Respecto a los motivos por los cuales bajó las persianas de sus negocios, la participante de MasterChef dijo: “Yo no me encariño con las cosas. Amo Xurama, amo fabricar calzados, pero empecé también con el tema de los insumos. No tenés un precio fijo, hoy te dicen esto, mañana lo otro. No te llegaban a tiempo, el zapato se demora porque la base no se termina o porque no llegó tal cosa”.
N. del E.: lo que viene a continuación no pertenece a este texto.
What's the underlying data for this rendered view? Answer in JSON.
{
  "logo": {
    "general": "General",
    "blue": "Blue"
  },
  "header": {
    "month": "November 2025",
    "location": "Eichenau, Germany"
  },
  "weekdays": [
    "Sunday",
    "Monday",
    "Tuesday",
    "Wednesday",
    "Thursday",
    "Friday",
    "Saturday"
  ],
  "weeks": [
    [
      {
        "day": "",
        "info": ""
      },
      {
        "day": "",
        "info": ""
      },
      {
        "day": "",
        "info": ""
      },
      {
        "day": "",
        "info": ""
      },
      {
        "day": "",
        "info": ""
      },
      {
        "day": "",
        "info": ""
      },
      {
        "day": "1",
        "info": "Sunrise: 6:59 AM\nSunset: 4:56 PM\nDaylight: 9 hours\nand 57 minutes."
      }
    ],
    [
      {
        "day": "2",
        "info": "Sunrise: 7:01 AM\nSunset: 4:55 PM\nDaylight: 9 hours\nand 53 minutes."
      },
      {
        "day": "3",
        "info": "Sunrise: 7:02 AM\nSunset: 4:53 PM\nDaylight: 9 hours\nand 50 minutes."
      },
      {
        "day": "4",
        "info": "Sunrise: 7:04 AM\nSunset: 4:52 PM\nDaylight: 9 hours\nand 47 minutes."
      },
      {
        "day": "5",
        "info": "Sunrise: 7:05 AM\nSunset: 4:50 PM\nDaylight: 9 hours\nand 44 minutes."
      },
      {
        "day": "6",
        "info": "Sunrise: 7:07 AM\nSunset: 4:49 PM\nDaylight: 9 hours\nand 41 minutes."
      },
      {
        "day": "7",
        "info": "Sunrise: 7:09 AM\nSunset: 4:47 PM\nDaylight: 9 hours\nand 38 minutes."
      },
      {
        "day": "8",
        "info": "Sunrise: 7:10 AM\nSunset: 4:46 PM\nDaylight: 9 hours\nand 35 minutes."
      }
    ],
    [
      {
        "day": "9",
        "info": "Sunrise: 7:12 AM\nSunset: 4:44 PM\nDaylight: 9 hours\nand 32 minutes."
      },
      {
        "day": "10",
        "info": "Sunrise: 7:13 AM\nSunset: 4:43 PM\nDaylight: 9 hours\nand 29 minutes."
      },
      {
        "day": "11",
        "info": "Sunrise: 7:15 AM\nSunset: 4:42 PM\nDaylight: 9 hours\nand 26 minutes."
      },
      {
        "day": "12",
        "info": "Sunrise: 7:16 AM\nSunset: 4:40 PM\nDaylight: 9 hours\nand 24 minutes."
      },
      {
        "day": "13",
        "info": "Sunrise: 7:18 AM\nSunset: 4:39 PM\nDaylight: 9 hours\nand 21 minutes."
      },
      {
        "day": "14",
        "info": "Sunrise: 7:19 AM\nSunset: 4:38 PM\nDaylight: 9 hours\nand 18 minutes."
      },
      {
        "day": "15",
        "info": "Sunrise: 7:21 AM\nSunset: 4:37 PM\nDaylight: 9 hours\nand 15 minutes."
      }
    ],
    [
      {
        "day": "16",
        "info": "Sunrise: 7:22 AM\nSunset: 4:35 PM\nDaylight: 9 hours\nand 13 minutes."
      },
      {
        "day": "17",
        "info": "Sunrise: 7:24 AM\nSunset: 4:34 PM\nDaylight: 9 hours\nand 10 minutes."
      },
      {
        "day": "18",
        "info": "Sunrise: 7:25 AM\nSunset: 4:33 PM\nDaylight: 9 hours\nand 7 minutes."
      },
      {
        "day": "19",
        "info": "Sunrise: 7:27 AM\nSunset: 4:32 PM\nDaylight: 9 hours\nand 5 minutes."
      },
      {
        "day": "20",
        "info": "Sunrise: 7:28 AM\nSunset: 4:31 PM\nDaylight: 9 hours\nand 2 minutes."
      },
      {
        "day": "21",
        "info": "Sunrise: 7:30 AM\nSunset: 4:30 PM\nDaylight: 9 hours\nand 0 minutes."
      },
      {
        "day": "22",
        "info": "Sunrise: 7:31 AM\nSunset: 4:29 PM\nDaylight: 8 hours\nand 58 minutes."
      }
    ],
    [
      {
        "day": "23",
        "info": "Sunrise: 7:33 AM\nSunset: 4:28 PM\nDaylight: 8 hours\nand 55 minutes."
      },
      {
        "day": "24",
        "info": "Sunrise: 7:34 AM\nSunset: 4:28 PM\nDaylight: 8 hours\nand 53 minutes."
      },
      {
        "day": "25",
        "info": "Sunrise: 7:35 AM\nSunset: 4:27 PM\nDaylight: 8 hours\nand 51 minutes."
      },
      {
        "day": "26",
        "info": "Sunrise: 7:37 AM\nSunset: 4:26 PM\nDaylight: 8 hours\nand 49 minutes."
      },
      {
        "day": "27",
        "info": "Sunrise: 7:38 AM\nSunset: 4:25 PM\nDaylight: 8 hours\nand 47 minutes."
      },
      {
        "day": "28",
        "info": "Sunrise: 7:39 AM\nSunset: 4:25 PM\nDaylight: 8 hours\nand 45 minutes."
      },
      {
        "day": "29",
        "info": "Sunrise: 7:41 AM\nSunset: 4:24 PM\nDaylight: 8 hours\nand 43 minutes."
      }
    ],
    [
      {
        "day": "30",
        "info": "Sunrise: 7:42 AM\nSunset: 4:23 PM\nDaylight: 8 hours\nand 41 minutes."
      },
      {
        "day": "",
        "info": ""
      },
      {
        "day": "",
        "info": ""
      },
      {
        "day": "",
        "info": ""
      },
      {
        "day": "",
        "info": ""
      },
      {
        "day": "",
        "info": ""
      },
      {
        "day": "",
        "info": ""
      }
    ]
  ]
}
“Flores es muy caro, muy caro. No el alquiler tanto, sino la renovación. Renovar. Entonces empecé a sacar cuentas, a preguntarme si quería invertir ese dinero que ya de entrada lo perdés”, explicó, subrayando el desgaste personal y financiero que implicó sostener la actividad.
“Nunca vivimos una situación así tan difícil, nunca. Y ver a mis fabricantes, que fabrican para grandes marcas también, verlos tan deprimidos, tampoco me pasó. Muchos han cerrado”, concluyó.